Bottoms up! There’s no biting over the shot during a Trans-Siberian celebration of international friendship. The vodka is washed down with some lemonade I’m also offered. Vodka is always drunk unmixed, first afterwards comes a zip whatever’s available, in this case lemonade, to take the edge off. Even though I’m fairly sure a lemonade-vodka drink would be quite tasty as an alcoholic breakfast.
Next toast is initiated about 20 minutes later. All while various subjects are being are being discussed, forgot, re-discussed and translated a number of times between English, German and Russian. Most popular topics are: The size of Russia, everything Danish, whatever is outside the window (relates slightly to the first subject), the European economy (surprisingly enough), canned fish, why I – for all that is holy – would bring fruit with me on the train, their jobs and my studies.
The forgetting of any given conversation or subject is usually related to the serving of “tea” as the lawyer humorously calls the vodka. Whereas we pick up the conversation at very other place until something comes up, that makes us rediscover the interesting piece of conversation that we left three vodkas back…
Times fly, though, and the kilometres slowly ticks away outside the window. During this time, everything in the carriage just seems to become more familiar – even our fellow passengers. It might be the vodka or maybe just the fact that most people here have been on the train for more than two days.
But incidence comes and go, in which everybody just seems like one big family. At some point a women leaves her baby with us, while she’s off to the restroom. A rather bold move on her behalf, if I might say so, since we are well into the second bottle of vodka, and have begun to wash it down with beer. Nonetheless the baby survives, seemingly happy to be able to throw around with some of our stuff.
Not surprisingly is the rate and intensity of all this vodka drinking a little higher than I’m used to, even though I’m drinking the lesser sized drinks.
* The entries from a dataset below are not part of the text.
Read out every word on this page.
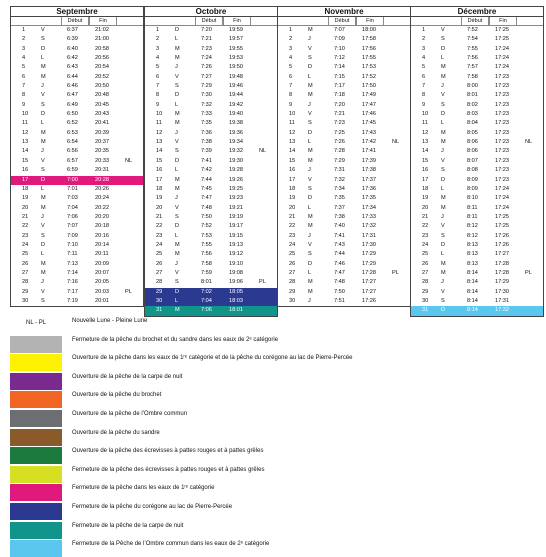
Septembre
Début	Fin
1	V	6:37	21:02
2	S	6:39	21:00
3	D	6:40	20:58
4	L	6:42	20:56
5	M	6:43	20:54
6	M	6:44	20:52
7	J	6:46	20:50
8	V	6:47	20:48
9	S	6:49	20:45
10 D	6:50	20:43
11 L	6:52	20:41
12 M	6:53	20:39
13 M	6:54	20:37
14 J	6:56	20:35
15 V	6:57	20:33	NL
16 S	6:59	20:31
17 D	7:00	20:28
18 L	7:01	20:26
19 M	7:03	20:24
20 M	7:04	20:22
21 J	7:06	20:20
22 V	7:07	20:18
23 S	7:09	20:16
24 D	7:10	20:14
25 L	7:11	20:11
26 M	7:13	20:09
27 M	7:14	20:07
28 J	7:16	20:05
29 V	7:17	20:03	PL
30 S	7:19	20:01
Octobre
Début	Fin
1	D	7:20	19:59
2	L	7:21	19:57
3	M	7:23	19:55
4	M	7:24	19:53
5	J	7:26	19:50
6	V	7:27	19:48
7	S	7:29	19:46
8	D	7:30	19:44
9	L	7:32	19:42
10 M	7:33	19:40
11 M	7:35	19:38
12 J	7:36	19:36
13 V	7:38	19:34
14 S	7:39	19:32	NL
15 D	7:41	19:30
16 L	7:42	19:28
17 M	7:44	19:26
18 M	7:45	19:25
19 J	7:47	19:23
20 V	7:48	19:21
21 S	7:50	19:19
22 D	7:52	19:17
23 L	7:53	19:15
24 M	7:55	19:13
25 M	7:56	19:12
26 J	7:58	19:10
27 V	7:59	19:08
28 S	8:01	19:06	PL
29 D	7:02	18:05
30 L	7:04	18:03
31 M	7:06	18:01
Novembre
Début	Fin
1	M	7:07	18:00
2	J	7:09	17:58
3	V	7:10	17:56
4	S	7:12	17:55
5	D	7:14	17:53
6	L	7:15	17:52
7	M	7:17	17:50
8	M	7:18	17:49
9	J	7:20	17:47
10 V	7:21	17:46
11 S	7:23	17:45
12 D	7:25	17:43
13 L	7:26	17:42	NL
14 M	7:28	17:41
15 M	7:29	17:39
16 J	7:31	17:38
17 V	7:32	17:37
18 S	7:34	17:36
19 D	7:35	17:35
20 L	7:37	17:34
21 M	7:38	17:33
22 M	7:40	17:32
23 J	7:41	17:31
24 V	7:43	17:30
25 S	7:44	17:29
26 D	7:46	17:29
27 L	7:47	17:28	PL
28 M	7:48	17:27
29 M	7:50	17:27
30 J	7:51	17:26
Décembre
Début	Fin
1	V	7:52	17:25
2	S	7:54	17:25
3	D	7:55	17:24
4	L	7:56	17:24
5	M	7:57	17:24
6	M	7:58	17:23
7	J	8:00	17:23
8	V	8:01	17:23
9	S	8:02	17:23
10 D	8:03	17:23
11 L	8:04	17:23
12 M	8:05	17:23
13 M	8:06	17:23	NL
14 J	8:06	17:23
15 V	8:07	17:23
16 S	8:08	17:23
17 D	8:09	17:23
18 L	8:09	17:24
19 M	8:10	17:24
20 M	8:11	17:24
21 J	8:11	17:25
22 V	8:12	17:25
23 S	8:12	17:26
24 D	8:13	17:26
25 L	8:13	17:27
26 M	8:13	17:28
27 M	8:14	17:28	PL
28 J	8:14	17:29
29 V	8:14	17:30
30 S	8:14	17:31
31 D	8:14	17:32
NL - PL	Nouvelle Lune - Pleine Lune
Fermeture de la pêche du brochet et du sandre dans les eaux de 2ᵉ catégorie
Ouverture de la pêche dans les eaux de 1ʳᵉ catégorie et de la pêche du corégone au lac de Pierre-Percée
Ouverture de la pêche de la carpe de nuit
Ouverture de la pêche du brochet
Ouverture de la pêche de l’Ombre commun
Ouverture de la pêche du sandre
Ouverture de la pêche des écrevisses à pattes rouges et à pattes grêles
Fermeture de la pêche des écrevisses à pattes rouges et à pattes grêles
Fermeture de la pêche dans les eaux de 1ʳᵉ catégorie
Fermeture de la pêche du corégone au lac de Pierre-Percée
Fermeture de la pêche de la carpe de nuit
Fermeture de la Pêche de l’Ombre commun dans les eaux de 2ᵉ catégorie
I – obviously – insist that the vodka has nothing to do with it, and it’s purely a matter of me boarding the train very late, but during the late afternoon do I retire to my bunk for a nap.
For the second time that day, I wake up to a white bread and canned fish. And roasted chicken, someone brought in return for some vodka. It is no big surprise that the vodka drinking have continued through my nap, and I pick it up where I left it: with yet another toast to international friendship. As a matter of fact doesn’t the drinking seize till German-speaking bus drive vomits in a plastic bag and falls asleep around midnight.
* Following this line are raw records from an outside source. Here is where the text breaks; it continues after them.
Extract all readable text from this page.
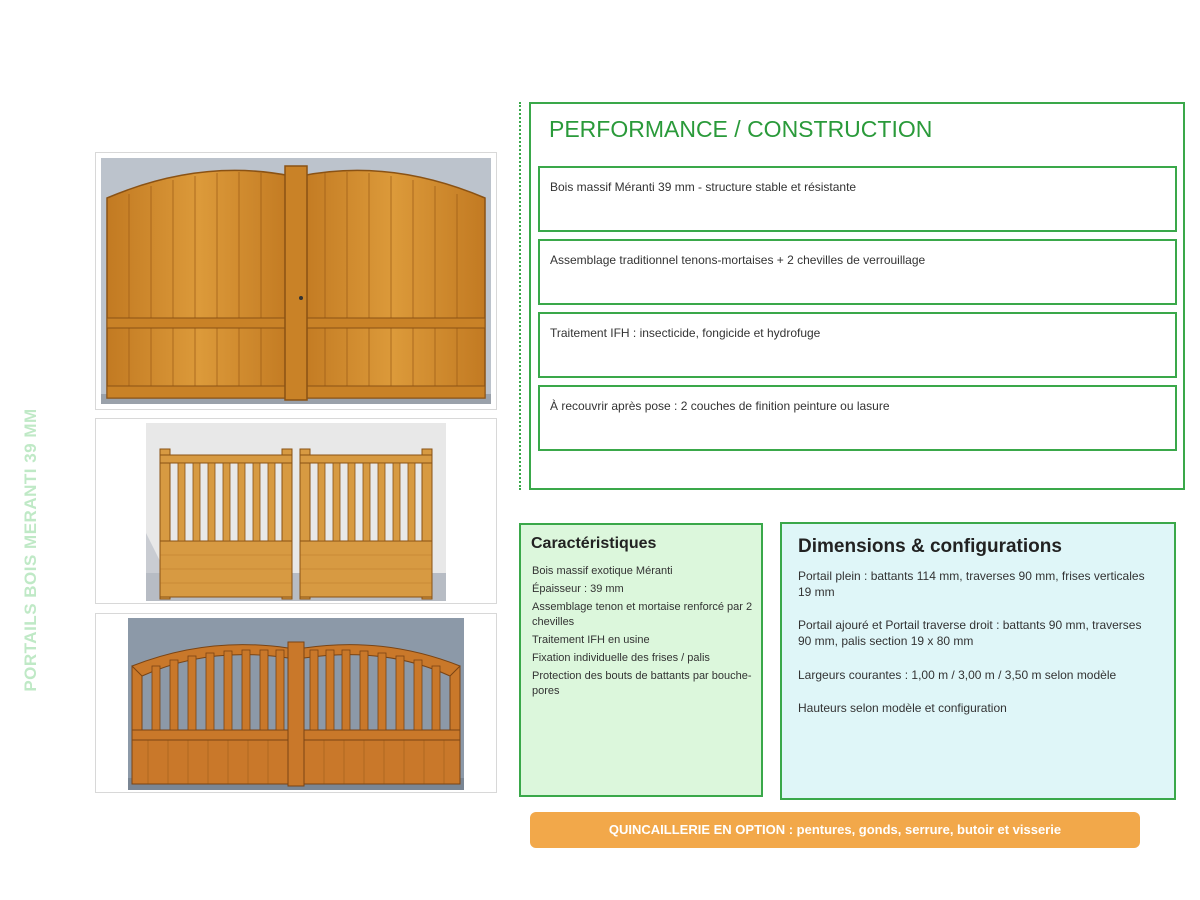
PORTAILS BOIS MERANTI 39 MM
PERFORMANCE / CONSTRUCTION
Bois massif Méranti 39 mm - structure stable et résistante
Assemblage traditionnel tenons-mortaises + 2 chevilles de verrouillage
Traitement IFH : insecticide, fongicide et hydrofuge
À recouvrir après pose : 2 couches de finition peinture ou lasure
Caractéristiques
Bois massif exotique Méranti
Épaisseur : 39 mm
Assemblage tenon et mortaise renforcé par 2 chevilles
Traitement IFH en usine
Fixation individuelle des frises / palis
Protection des bouts de battants par bouche-pores
Dimensions & configurations

Portail plein : battants 114 mm, traverses 90 mm, frises verticales 19 mm

Portail ajouré et Portail traverse droit : battants 90 mm, traverses 90 mm, palis section 19 x 80 mm

Largeurs courantes : 1,00 m / 3,00 m / 3,50 m selon modèle

Hauteurs selon modèle et configuration

QUINCAILLERIE EN OPTION : pentures, gonds, serrure, butoir et visserie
Brave as he is, this doesn’t stop him from continuing the next morning at 10 a.m. More people have joined us, and now we are a whole little party of 6-7 people sitting around the bottles. I finally pitch in buy a bottle of vodka at one of the stations, but am going even slower that yesterday. Not that anyone notices, but since I’m getting off during the afternoon, it might be best not to get too drunk. “Not a problem”, the lawyer remarks when my little drinking is finally notices, “you’ll just take a coffee before you leave.” I make it to my destination only half drunk, but do indeed finish on a cup of coffee generously poured by my new friends.
Everybody on the trains seems to be excited about a foreigner boarding. It might just be because it’s a welcoming change on a long, otherwise fairly boring, journey – the outcome is no matter the same: Overwhelming generosity and hospitality.
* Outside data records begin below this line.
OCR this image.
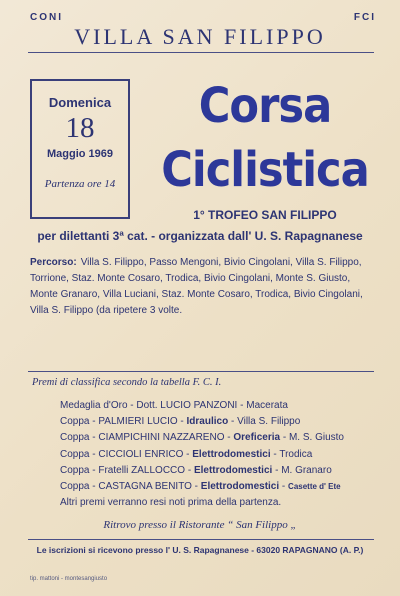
CONI	FCI
VILLA SAN FILIPPO
Domenica
18
Maggio 1969
Partenza ore 14
Corsa
Ciclistica
1° TROFEO SAN FILIPPO
per dilettanti 3ª cat. - organizzata dall' U. S. Rapagnanese
Percorso: Villa S. Filippo, Passo Mengoni, Bivio Cingolani, Villa S. Filippo, Torrione, Staz. Monte Cosaro, Trodica, Bivio Cingolani, Monte S. Giusto, Monte Granaro, Villa Luciani, Staz. Monte Cosaro, Trodica, Bivio Cingolani, Villa S. Filippo (da ripetere 3 volte.
Premi di classifica secondo la tabella F. C. I.
Medaglia d'Oro - Dott. LUCIO PANZONI - Macerata
Coppa - PALMIERI LUCIO - Idraulico - Villa S. Filippo
Coppa - CIAMPICHINI NAZZARENO - Oreficeria - M. S. Giusto
Coppa - CICCIOLI ENRICO - Elettrodomestici - Trodica
Coppa - Fratelli ZALLOCCO - Elettrodomestici - M. Granaro
Coppa - CASTAGNA BENITO - Elettrodomestici - Casette d' Ete
Altri premi verranno resi noti prima della partenza.
Ritrovo presso il Ristorante “ San Filippo „
Le iscrizioni si ricevono presso l' U. S. Rapagnanese - 63020 RAPAGNANO (A. P.)
tip. mattoni - montesangiusto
No until I offer to buy the next bottle of vodka have I should worry about anything. I’ve been fed faster that I could get hungry, haven’t eaten any of my own supplies with exception of some fruit I tried to share, but they all made up polite excuses not to eat my food. This attitude towards foreigners or guests seems to be common everywhere on the Trans-Siberian no matter if vodka is included into the mix or not!